By Zhao Xu ( China Daily ) Updated: 2015-12-19 10:02:06
The artistic power and glory of Qianlong

Emperor Qianlong (1711-1799) [Photo provided to China Daily]

For art lovers the story is familiar enough: Master painter is found dead, paintbrush in hand. After all, to work until one's last breath is a natural choice for someone who has given one's life in the service of his muse.

But the special thing about this artist, who painted on the first day of the Chinese lunar new year in 1799, two days before he died, is that he was an emperor, indeed the longest-reigning emperor in Chinese history.
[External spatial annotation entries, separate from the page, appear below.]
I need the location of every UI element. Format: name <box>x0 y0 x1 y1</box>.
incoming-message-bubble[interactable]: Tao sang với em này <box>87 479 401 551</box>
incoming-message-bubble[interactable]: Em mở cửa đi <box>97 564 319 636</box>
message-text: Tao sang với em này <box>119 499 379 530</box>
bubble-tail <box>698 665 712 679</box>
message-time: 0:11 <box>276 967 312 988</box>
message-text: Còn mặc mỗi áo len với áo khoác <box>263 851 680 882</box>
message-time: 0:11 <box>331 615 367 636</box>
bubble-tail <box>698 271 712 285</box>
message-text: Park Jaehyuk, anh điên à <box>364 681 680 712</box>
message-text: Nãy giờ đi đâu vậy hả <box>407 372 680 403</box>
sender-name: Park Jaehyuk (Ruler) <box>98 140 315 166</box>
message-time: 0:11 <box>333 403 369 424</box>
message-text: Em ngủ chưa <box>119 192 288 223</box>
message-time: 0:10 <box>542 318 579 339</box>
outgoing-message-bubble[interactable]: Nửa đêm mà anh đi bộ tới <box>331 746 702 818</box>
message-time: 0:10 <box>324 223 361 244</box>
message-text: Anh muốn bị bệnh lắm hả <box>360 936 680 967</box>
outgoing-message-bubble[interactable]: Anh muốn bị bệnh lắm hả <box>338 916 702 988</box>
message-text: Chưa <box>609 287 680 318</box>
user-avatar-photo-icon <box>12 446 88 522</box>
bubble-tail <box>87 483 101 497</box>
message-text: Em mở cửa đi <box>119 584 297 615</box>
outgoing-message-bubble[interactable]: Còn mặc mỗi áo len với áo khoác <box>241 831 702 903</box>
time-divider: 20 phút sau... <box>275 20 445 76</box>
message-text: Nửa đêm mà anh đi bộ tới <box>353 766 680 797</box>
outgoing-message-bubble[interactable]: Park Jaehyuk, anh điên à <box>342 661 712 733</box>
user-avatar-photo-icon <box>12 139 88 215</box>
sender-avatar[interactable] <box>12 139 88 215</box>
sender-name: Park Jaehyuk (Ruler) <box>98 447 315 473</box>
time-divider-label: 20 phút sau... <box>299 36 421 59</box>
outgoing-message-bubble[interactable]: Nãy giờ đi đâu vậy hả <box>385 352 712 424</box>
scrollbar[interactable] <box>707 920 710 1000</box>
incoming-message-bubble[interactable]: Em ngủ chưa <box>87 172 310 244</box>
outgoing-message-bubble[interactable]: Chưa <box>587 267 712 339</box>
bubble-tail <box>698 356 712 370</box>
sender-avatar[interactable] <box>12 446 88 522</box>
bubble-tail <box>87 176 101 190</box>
"In fact Hongli was continuing a tradition where an emperor would paint auspicious motifs to usher in the new year," says Yang Danxia, a senior researcher of traditional Chinese painting and calligraphy at the Palace Museum in Beijing.

"This particular one painting had joined the more than 1,000 others to form his portfolio."

In addition to those, Yang says, are nearly 10,000 works of calligraphy, not to mention the emperors' countless epigraphic writings that adorned his surroundings. "In terms of quantity, he is peerless," says Yang, who attributes the wonder that was Hongli to an education that could only be called classic.

"For nearly two decades before Hongli ascended the throne, when he was 25, he was under the tutelage of literary masters. Belonging to a millennium-old tradition that treats literary cultivation-and by extension calligraphy and painting-as one's major pursuits, these masters nurtured in the young man a passion that would endure for the rest of his life."